La société suisse Monec, basée à Berne, a décidé de porter plainte en Virginie contre Apple, basé en Californie. Ce qui est déjà étrange en soi. La société européenne reproche à Apple de promouvoir la capacité de l’iPhone à afficher des livres électroniques (ebooks), ce qui violerait un brevet qu’elle a déposé en 1999. Elle accuse Apple de contrefaçon, pratiques commerciales déloyales, abus de position dominante et agissements parasitaires.

Monec reproche à Apple d’avoir violé son brevet, qui décrit un « appareil électronique » constitué d’un « écran tacticle » qui a des « dimensions telles qu’une page d’un livre peut être affichée à taille normale« , et capable d’émettre et de recevoir des données sans fil.
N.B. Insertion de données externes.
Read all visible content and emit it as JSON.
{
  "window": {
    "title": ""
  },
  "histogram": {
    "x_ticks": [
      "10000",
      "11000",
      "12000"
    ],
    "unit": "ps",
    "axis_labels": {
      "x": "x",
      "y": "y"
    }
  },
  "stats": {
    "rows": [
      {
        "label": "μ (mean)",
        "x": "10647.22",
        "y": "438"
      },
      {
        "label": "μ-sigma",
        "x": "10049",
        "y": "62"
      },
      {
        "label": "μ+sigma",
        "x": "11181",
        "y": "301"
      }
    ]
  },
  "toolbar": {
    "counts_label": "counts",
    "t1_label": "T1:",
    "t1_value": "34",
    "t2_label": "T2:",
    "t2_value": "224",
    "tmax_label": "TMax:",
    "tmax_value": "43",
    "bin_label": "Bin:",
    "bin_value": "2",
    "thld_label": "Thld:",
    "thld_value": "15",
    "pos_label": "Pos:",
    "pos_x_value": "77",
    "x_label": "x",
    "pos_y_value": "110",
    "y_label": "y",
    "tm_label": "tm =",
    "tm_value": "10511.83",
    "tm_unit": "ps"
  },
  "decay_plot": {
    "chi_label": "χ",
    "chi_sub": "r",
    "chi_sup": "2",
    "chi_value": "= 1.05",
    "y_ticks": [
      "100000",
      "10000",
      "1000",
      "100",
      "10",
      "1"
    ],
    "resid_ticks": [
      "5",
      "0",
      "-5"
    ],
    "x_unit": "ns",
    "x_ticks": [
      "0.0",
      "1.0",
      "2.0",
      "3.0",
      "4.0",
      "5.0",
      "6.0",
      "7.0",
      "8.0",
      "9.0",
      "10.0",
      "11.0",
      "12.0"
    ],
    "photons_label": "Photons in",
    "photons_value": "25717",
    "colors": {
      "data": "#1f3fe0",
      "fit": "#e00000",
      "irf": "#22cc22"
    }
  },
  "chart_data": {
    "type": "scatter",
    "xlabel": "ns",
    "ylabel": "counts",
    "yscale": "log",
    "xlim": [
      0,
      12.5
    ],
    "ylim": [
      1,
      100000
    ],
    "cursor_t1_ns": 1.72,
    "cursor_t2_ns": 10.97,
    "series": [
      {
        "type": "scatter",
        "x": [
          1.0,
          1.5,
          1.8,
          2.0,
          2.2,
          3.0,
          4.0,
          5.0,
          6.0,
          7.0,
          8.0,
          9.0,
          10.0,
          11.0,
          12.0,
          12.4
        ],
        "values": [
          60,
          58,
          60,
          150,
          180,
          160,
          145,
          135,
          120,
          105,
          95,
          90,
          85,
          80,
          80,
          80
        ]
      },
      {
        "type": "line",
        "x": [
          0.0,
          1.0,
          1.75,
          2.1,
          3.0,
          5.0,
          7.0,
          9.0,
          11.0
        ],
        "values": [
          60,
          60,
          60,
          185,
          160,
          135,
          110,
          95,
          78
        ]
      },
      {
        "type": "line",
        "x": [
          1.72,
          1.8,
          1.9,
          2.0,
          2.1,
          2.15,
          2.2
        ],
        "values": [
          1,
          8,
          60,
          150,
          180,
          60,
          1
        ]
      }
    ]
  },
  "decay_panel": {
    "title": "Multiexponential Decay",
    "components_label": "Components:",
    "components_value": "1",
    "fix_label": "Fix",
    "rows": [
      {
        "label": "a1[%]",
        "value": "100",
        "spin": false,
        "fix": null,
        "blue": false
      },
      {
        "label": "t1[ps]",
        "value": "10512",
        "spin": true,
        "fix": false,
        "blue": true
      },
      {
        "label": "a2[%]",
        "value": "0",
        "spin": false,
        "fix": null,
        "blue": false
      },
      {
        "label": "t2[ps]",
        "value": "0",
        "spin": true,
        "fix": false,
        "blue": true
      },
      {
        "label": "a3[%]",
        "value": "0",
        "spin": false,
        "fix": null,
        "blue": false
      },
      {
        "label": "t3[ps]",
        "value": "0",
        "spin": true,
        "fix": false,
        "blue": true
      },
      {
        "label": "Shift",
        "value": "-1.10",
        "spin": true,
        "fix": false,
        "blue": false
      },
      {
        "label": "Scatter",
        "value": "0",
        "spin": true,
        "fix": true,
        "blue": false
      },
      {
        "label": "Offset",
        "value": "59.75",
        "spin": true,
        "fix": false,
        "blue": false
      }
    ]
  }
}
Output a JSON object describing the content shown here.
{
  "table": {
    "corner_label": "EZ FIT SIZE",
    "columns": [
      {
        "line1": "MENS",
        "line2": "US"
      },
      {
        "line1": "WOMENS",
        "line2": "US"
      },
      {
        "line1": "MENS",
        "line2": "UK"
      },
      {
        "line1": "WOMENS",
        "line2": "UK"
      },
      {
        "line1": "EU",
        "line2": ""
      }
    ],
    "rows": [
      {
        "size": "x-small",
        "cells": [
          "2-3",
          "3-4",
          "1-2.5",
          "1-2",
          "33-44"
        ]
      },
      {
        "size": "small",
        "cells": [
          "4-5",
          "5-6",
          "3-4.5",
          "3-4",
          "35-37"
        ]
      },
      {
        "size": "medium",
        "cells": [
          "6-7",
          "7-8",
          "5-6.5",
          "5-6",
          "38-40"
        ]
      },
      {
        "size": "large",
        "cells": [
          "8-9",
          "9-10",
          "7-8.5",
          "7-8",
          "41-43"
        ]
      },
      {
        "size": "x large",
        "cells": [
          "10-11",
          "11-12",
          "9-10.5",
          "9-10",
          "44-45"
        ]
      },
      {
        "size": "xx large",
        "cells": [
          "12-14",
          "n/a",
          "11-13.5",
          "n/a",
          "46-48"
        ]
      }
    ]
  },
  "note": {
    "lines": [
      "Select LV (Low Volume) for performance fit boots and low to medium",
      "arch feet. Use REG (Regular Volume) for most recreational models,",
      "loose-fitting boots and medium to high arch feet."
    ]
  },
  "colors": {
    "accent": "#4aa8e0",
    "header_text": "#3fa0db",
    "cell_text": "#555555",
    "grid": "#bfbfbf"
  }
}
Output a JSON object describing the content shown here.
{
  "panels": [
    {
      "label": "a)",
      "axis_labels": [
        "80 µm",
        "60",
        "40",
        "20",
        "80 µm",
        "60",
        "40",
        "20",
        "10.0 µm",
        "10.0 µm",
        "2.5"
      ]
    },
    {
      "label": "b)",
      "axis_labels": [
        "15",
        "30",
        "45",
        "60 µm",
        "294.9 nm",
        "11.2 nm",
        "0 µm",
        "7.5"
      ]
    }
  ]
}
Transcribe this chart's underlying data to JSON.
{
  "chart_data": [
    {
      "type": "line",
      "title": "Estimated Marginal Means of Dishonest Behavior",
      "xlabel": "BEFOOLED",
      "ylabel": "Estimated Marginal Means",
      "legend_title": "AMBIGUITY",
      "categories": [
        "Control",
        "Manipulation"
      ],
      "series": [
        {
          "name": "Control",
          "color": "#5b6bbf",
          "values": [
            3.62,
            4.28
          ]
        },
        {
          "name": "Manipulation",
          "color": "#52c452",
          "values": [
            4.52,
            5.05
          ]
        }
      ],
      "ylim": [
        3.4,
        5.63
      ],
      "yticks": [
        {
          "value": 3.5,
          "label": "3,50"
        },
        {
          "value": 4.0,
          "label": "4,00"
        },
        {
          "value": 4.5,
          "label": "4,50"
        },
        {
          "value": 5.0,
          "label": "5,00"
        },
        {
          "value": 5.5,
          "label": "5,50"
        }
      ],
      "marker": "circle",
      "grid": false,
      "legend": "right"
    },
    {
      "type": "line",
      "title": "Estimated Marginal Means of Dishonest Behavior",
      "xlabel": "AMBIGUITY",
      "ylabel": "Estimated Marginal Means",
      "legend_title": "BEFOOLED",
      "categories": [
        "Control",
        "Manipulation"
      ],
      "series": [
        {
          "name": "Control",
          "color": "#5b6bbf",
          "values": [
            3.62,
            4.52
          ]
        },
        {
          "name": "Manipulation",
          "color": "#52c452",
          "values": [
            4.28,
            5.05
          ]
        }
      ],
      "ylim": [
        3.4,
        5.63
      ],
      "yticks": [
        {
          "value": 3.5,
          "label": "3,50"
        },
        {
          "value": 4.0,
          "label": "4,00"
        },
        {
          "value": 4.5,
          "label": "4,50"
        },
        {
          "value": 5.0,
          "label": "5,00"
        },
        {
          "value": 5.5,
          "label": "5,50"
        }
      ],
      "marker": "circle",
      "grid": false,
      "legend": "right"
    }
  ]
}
Même si l’appareil peut avoir plusieurs fonctions, notamment pour téléphoner, le brevet précise qu’il sera utilisé « de préférence en tant que livre électronique« .

La société suisse estime qu’Apple connaissait parfaitement son brevet, et n’avait pas le droit de commercialiser son iPhone en mettant en avant sa capacité à afficher des livres électroniques. Apple référence plusieurs applications d’ebooks sur l’App Store, et notamment un lecteur proposé par Amazon, compatible avec son format Kindle.

Monec n’a pas précisé le montant des dédommagements qu’il comptait réclamer à Apple, qu’il déterminera au moment du procès. Elle demandera en plus le retrait des applications permettant de lire des livres sur l’iPhone.

Le système des brevets est censé promouvoir l’innovation, et pour Monec l’innovation c’est apparemment d’obliger les consommateurs à avoir dans leur poche à la fois un téléphone mobile, un baladeur MP3 et un livre électronique. La convergence c’est dépassé.